0

While working on a univariate fit using Mclust I am getting following error:

Error in mstepE(data = as.matrix(data)[initialization$subset, ], z = z,  : 
  row dimension of z should equal data length

I am using the code mentioned in: https://cran.r-project.org/web/packages/mclust/vignettes/mclust.html#initialisation

This is the code section where I am getting error:

df1 <- dataSample
BIC <- NULL
for(j in 1:20){
  rBIC <- mclustBIC(df1, verbose = T,
                    initialization = list(hcPairs = randomPairs(df1)))
  BIC <- mclustBICupdate(BIC, rBIC)
}
summary(BIC)

Following link contains data to be passed to variable 'df1' (file name:dataSample.csv) https://drive.google.com/open?id=0Bzau9RsRnQreYk9XOWVBSm91b2o4NTQ4RlA2UFdWbDBVOVpR

na ja
  • 45
  • 1
  • 2
  • 10
  • In case you don't much response, many SO users are not keen on providing data as a link, for two reasons that I'm aware: (1) links can go stale, leaving this question [*unreproducible*](https://stackoverflow.com/questions/5963269); and (2) though I've not heard of it happening, some avoid clicking links for fear of downloading malware ... though I'm less concerned about *that*, I've seen questions with huge datasets, not something I want to do on a whim.
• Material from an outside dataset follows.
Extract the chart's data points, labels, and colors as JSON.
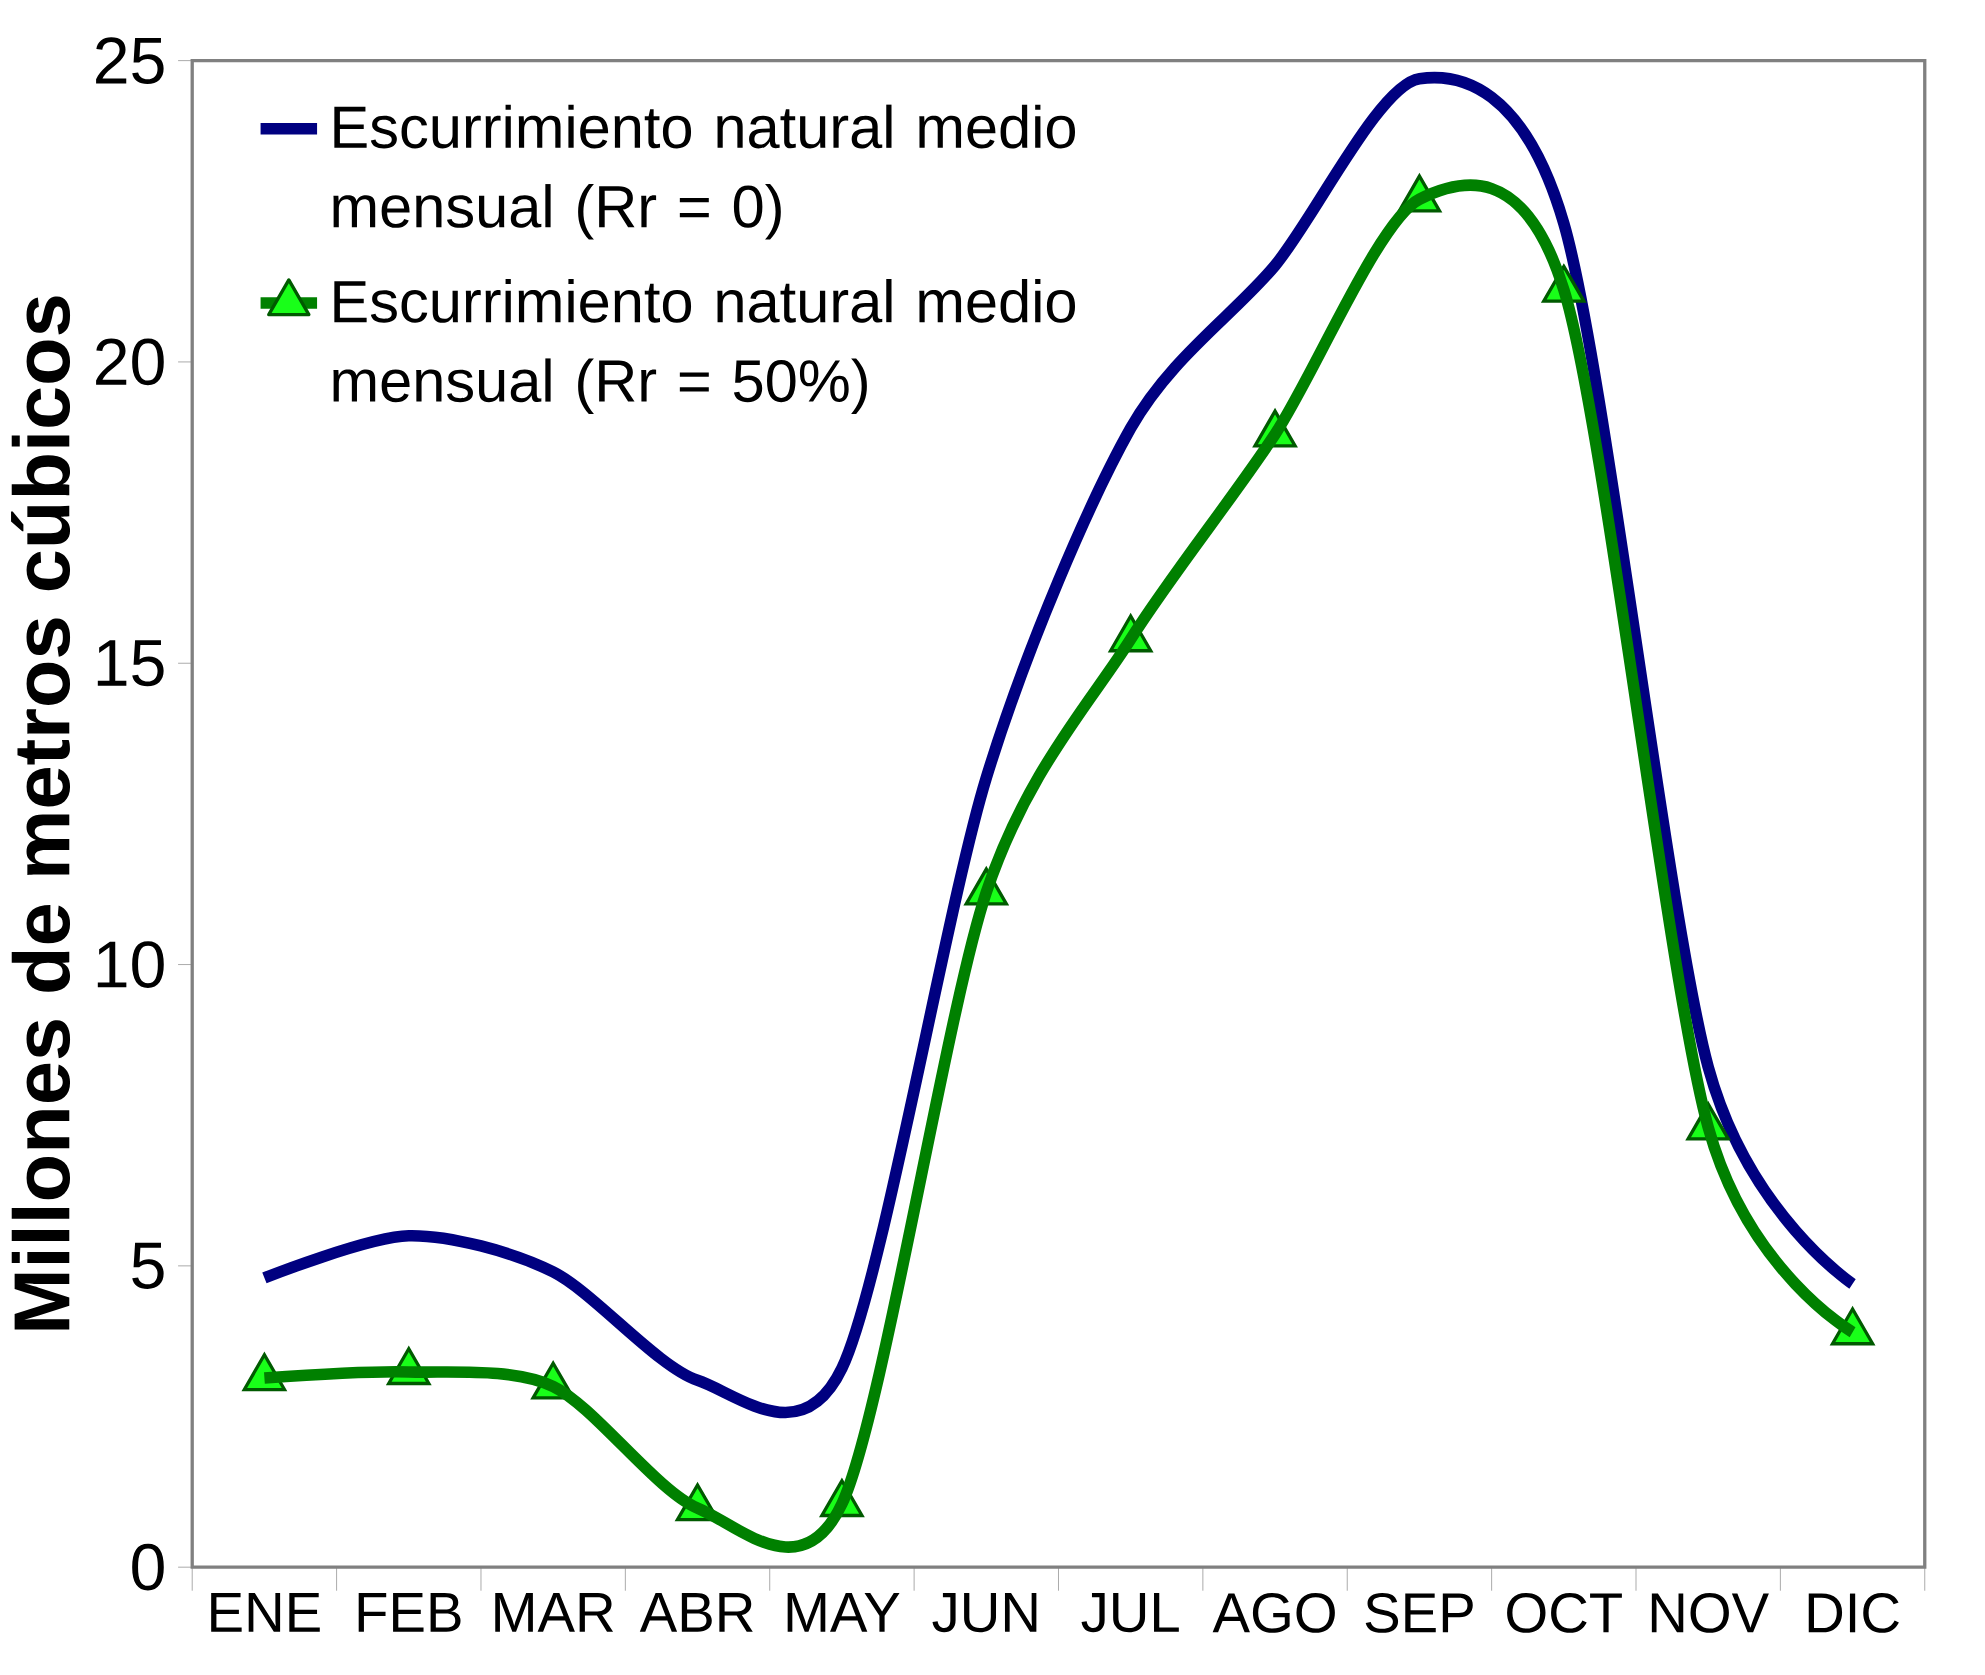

If you get low/no response, consider providing a smaller sample of this data (that shows the same error). – r2evans Jan 30 '19 at 16:32
  • Thanks @r2evans! As you have assumed, my data set is a huge vector having 8254 elements. I don't get this error if up to initial 2000 elements are given as numeric input to 'df1'. But from 2001th element, I have started receiving this error.( i.e.if I give input having more than 2000 elements). Is there any better way to supply the same data? Does mclustBIC has limitation over input vector element/length? – na ja Jan 31 '19 at 05:31
  • Is it just the quantity of data that's doing it, or is there something (e.g., `NA` or `NaN`) around element 2001? One way to give us "this much data" is to determine if you can repeat the error with programmatically-defined numbers, either random (please include `set.seed`) or `seq`uential or similar. I'm not an `mclust` guru so I can't help with the math, but if it's tangential to the math then I might be able to find something. – r2evans Jan 31 '19 at 14:50

1 Answers1

2

This is the solution I get from one of the Authors (Prof. Luca Scrucca) for 'mclust' library:

"there was a bug due to the use of automatic subset that clash when hcPairs are provided. I have fixed it in the current dev version of mclust. Since submission to CRAN won't happen shortly, you may use the following code to avoid the error with the current release of mclust:

rBIC <- mclustBIC(df1, verbose = T,
                  initialization = list(hcPairs = randomPairs(df1),
                                        subset = 1:NROW(df1)))

When the bug fix will be released, the subset argument could be omitted as it is redundant."

Now, the code is working fine.

na ja
  • 45
  • 1
  • 2
  • 10